New bus bringing health care to people who face barriers to getting help
Sherbourne Health Centre's new health bus will hit the streets again in October
A newly improved mobile health unit will soon hit the streets of Toronto to improve services for people who typically face challenges accessing health care.
Sherbourne Health Centre's new health bus will resume activity next month and be based in the Moss Park area. While the health bus program has been running for some 20 years, this is its third bus, and this one can offer better care to more people.
The bus has two clinic spaces with separate entrances, so two clients can be served at once. And for the first time, it is wheelchair accessible.
A nurse practitioner will be on the bus to deliver primary care, such as pap smears, vaccinations, wound care and STI testing, while a mental health counsellor will also be on board to provide on-the-spot crisis care.
The bus is also equipped with naloxone kits, which can be used to treat a suspected opioid overdose.
Chantel Marshall, director of urban health programming at Sherbourne Health Centre, said the bus will help divert some patients who don't have access to primary care and so end up in emergency rooms for non-life-threatening health ailments.
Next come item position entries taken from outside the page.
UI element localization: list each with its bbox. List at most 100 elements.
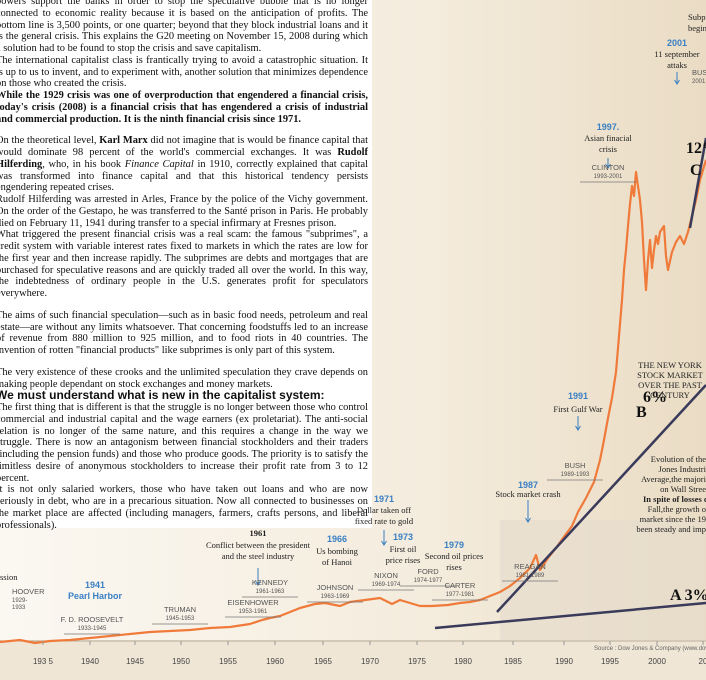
page: { "text_column": { "paragraphs": [ ["pow…	[0, 0, 706, 680]
president-name: CLINTON	[592, 163, 625, 172]
event-year: 1979	[444, 540, 464, 550]
event-year: 1973	[393, 532, 413, 542]
trend-label: A 3%	[670, 587, 706, 604]
x-axis-label: 2000	[648, 657, 666, 666]
president-term: 1945-1953	[166, 616, 195, 622]
event-label: rises	[446, 562, 462, 572]
chart-title: CENTURY	[650, 390, 690, 400]
president-term: 1993-2001	[594, 174, 623, 180]
president-term: 1961-1963	[256, 589, 285, 595]
event-label: Asian finacial	[584, 133, 632, 143]
x-axis-label: 1970	[361, 657, 379, 666]
paragraph: What triggered the present financial cri…	[0, 229, 368, 300]
x-axis-label: 1955	[219, 657, 237, 666]
building-silhouette	[500, 520, 706, 640]
event-year: 1971	[374, 494, 394, 504]
president-term: 1969-1974	[372, 582, 401, 588]
x-axis-label: 1965	[314, 657, 332, 666]
text: Finance Capital	[125, 159, 194, 170]
president-name: JOHNSON	[317, 583, 354, 592]
president-name: CARTER	[445, 581, 476, 590]
president-term: 1974-1977	[414, 578, 443, 584]
president-name: NIXON	[374, 571, 398, 580]
text: powers support the banks in order to sto…	[0, 0, 368, 54]
president-name: FORD	[417, 567, 439, 576]
trend-label: 12%	[686, 140, 706, 157]
event-label: and the steel industry	[222, 551, 295, 561]
president-name: BUS	[692, 68, 706, 77]
event-label: crisis	[599, 144, 617, 154]
event-label: attaks	[667, 60, 687, 70]
text: We must understand what is new in the ca…	[0, 388, 325, 402]
president-name: HOOVER	[12, 587, 45, 596]
text: The very existence of these crooks and t…	[0, 367, 368, 390]
paragraph: The very existence of these crooks and t…	[0, 367, 368, 391]
president-term: 1933	[12, 605, 26, 611]
description: on Wall Stree	[660, 484, 706, 494]
event-label: price rises	[386, 555, 421, 565]
paragraph: It is not only salaried workers, those w…	[0, 484, 368, 531]
event-label: Pearl Harbor	[68, 591, 123, 601]
paragraph: On the theoretical level, Karl Marx did …	[0, 135, 368, 194]
text: On the theoretical level,	[0, 135, 99, 146]
president-term: 1933-1945	[78, 626, 107, 632]
event-label: 11 september	[654, 49, 699, 59]
text: The aims of such financial speculation—s…	[0, 310, 368, 356]
event-label: First Gulf War	[553, 404, 602, 414]
x-axis-label: 1990	[555, 657, 573, 666]
event-label: Us bombing	[316, 546, 359, 556]
text: It is not only salaried workers, those w…	[0, 484, 368, 530]
paragraph: The first thing that is different is tha…	[0, 402, 368, 484]
president-name: REAGAN	[514, 562, 546, 571]
heading: We must understand what is new in the ca…	[0, 390, 368, 402]
description: been steady and imp	[636, 524, 706, 534]
paragraph: The international capitalist class is fr…	[0, 55, 368, 90]
trend-label: C	[690, 162, 702, 179]
event-year: 1991	[568, 391, 588, 401]
description: Average,the majori	[641, 474, 706, 484]
paragraph: Rudolf Hilferding was arrested in Arles,…	[0, 194, 368, 229]
paragraph: While the 1929 crisis was one of overpro…	[0, 90, 368, 125]
x-axis-label: 1960	[266, 657, 284, 666]
president-name: F. D. ROOSEVELT	[61, 615, 124, 624]
text-column: powers support the banks in order to sto…	[0, 0, 368, 531]
president-term: 1953-1961	[239, 609, 268, 615]
text: The first thing that is different is tha…	[0, 402, 368, 484]
event-year: 1941	[85, 580, 105, 590]
description: Evolution of the	[651, 454, 706, 464]
description-bold: In spite of losses du	[643, 494, 706, 504]
x-axis-label: 1980	[454, 657, 472, 666]
x-axis-label: 193 5	[33, 657, 54, 666]
president-name: BUSH	[565, 461, 586, 470]
description: Fall,the growth o	[648, 504, 706, 514]
description: Jones Industri	[659, 464, 706, 474]
event-label: of Hanoi	[322, 557, 353, 567]
note: beginnin	[688, 23, 706, 33]
event-label: Second oil prices	[425, 551, 484, 561]
text: The international capitalist class is fr…	[0, 55, 368, 90]
president-term: 2001	[692, 79, 706, 85]
president-name: EISENHOWER	[227, 598, 279, 607]
chart-title: OVER THE PAST	[638, 380, 703, 390]
note: ssion	[0, 572, 18, 582]
event-label: First oil	[390, 544, 417, 554]
event-year: 1997.	[597, 122, 620, 132]
chart-title: STOCK MARKET	[637, 370, 704, 380]
president-name: TRUMAN	[164, 605, 196, 614]
president-term: 1981-1989	[516, 573, 545, 579]
president-term: 1963-1969	[321, 594, 350, 600]
x-axis-label: 1940	[81, 657, 99, 666]
text: What triggered the present financial cri…	[0, 229, 368, 299]
trend-label: B	[636, 404, 647, 421]
text: Rudolf Hilferding was arrested in Arles,…	[0, 194, 368, 229]
source: Source : Dow Jones & Company (www.dowjon	[594, 646, 706, 652]
x-axis-label: 1985	[504, 657, 522, 666]
description: market since the 19	[640, 514, 706, 524]
paragraph: powers support the banks in order to sto…	[0, 0, 368, 55]
event-year: 2001	[667, 38, 687, 48]
x-axis-label: 1950	[172, 657, 190, 666]
paragraph: The aims of such financial speculation—s…	[0, 310, 368, 357]
president-term: 1989-1993	[561, 472, 590, 478]
president-term: 1929-	[12, 598, 27, 604]
x-axis-label: 20	[699, 657, 706, 666]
"The infrastructure to provide the services is really night and day, compared to our previous health bus," Marshall told CBC Toronto on Thursday.
The bus will make scheduled stops that will be listed on the Sherbourne Health Centre website. Typically, the bus stops at shelters and other community agencies to help people who are homeless or under-housed, newcomers to Canada and others who face barriers to care.
A program worker on the bus will help patients access complementary care they might need, from health care to social services.
Volunteer Mike Holton first became homeless 10 years ago, when he was released from hospital, his mother had died and he had nowhere to go.
The 56-year-old was living in Allan Gardens, and the bus would stop at places, such as shelters and community centres. He was eventually referred to Sherbourne Health, where a housing worker helped him find a home and set him up with treatment for his hepatitis C. After that, he started volunteering on the bus.
"You're stigmatized, you're labelled, no one wants to talk to you," he said of being homeless. "And these people would. They had people that worked on the bus that had lived experience, and that helped a lot. It broke a lot of barriers."
Volunteer Christine Halliday, 71, first accessed the bus's services when she was living at the Fred Victor shelter. It would provide her with everything from vitamins to socks.
She said the workers at Sherbourne Health got her out of the shelter and into her own apartment.
"They're very good people here," she said. "They listen to your problems, and they help. They are very understanding."